See what I mean about it not being pretty? I’m just being honest here.
I have been reading so many of your blogs. You offer viewpoints and opinions that open my mind and sometimes send me right to the SOURCE to read what God really says about that. (What a blessing that has been!) But sometimes that’s also when I’ve glimpsed that ugliness in the mirror.
We are so blessed at our church with a great pastor. He always, ALWAYS gives messages that teach, inspire, convict, encourage, confirm, but most importantly he preaches Jesus and God’s unlimited love. Thank you, Pastor Bob for being such a clear conduit of God’s Words.
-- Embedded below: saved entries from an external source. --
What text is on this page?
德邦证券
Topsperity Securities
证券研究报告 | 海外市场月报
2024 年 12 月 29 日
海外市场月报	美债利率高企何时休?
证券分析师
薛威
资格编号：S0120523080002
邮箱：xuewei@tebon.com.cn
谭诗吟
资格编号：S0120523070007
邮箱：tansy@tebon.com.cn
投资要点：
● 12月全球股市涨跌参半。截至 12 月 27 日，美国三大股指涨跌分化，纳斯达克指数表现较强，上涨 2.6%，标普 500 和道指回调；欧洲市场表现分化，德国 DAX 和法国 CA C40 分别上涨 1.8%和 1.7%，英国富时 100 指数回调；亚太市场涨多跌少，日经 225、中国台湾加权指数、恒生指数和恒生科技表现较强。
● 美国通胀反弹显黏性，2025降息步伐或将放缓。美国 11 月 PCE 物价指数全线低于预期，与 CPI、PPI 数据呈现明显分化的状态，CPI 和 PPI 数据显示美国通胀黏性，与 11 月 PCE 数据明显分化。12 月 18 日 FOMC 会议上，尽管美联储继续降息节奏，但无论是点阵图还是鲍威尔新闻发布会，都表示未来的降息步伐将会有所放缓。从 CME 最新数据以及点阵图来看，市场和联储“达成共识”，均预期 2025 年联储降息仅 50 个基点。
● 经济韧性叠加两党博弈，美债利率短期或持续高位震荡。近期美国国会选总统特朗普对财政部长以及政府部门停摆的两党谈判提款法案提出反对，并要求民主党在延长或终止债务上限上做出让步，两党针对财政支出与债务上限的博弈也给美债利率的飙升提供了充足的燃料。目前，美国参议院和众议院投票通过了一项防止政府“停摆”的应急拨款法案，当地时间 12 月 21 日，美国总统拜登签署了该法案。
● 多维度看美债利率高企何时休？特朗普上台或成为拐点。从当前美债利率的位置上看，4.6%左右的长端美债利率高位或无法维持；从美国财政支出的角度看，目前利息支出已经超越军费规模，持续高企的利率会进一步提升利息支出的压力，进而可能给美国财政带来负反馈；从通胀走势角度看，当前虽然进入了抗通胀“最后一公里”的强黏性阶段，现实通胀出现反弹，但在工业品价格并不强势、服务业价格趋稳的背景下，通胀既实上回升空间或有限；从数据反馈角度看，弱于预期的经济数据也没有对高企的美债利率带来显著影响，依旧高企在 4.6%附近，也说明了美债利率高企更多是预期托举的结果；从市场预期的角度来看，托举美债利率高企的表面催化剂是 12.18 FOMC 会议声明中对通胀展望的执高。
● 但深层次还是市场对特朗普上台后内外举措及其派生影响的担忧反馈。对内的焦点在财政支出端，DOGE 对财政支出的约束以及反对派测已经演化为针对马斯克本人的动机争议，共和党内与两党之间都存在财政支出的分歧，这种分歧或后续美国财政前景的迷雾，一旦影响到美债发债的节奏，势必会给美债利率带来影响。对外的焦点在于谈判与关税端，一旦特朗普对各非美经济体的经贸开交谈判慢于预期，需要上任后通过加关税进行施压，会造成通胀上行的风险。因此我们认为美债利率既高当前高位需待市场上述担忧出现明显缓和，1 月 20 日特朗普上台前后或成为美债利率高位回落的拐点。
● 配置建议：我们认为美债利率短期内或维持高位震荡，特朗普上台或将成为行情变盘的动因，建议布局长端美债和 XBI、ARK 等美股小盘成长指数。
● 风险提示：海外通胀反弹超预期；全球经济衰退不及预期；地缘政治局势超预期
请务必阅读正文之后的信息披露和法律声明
One Sunday not too long ago, he spoke about the healing at the pool at Bethesda.
Do you want to get well?
Pastor Bob told us that Jesus didn’t say “do you want to be healed” or “do you want to be well” but “do you want to get well.” As in do you REALLY want to get well? Getting well means change. Things will change. Your life will change.
I felt like I had been slapped. And unmasked. And I saw a reflection I didn’t like.
Journal entry after journal entry has addressed this topic in some form or another. I’ve asked & prayed & wondered. So I talked to Him about getting well. And changes…
Suddenly, I find myself on a new journey. One that is taking me out of my comfort zone into one that, quite honestly, is a little scary. But it’s also exciting to think about where the Holy Spirit may be leading me. More to come!
I hope that some day when I catch a glimpse of myself in the mirror, I won’t see Chrystal. I want to see Jesus.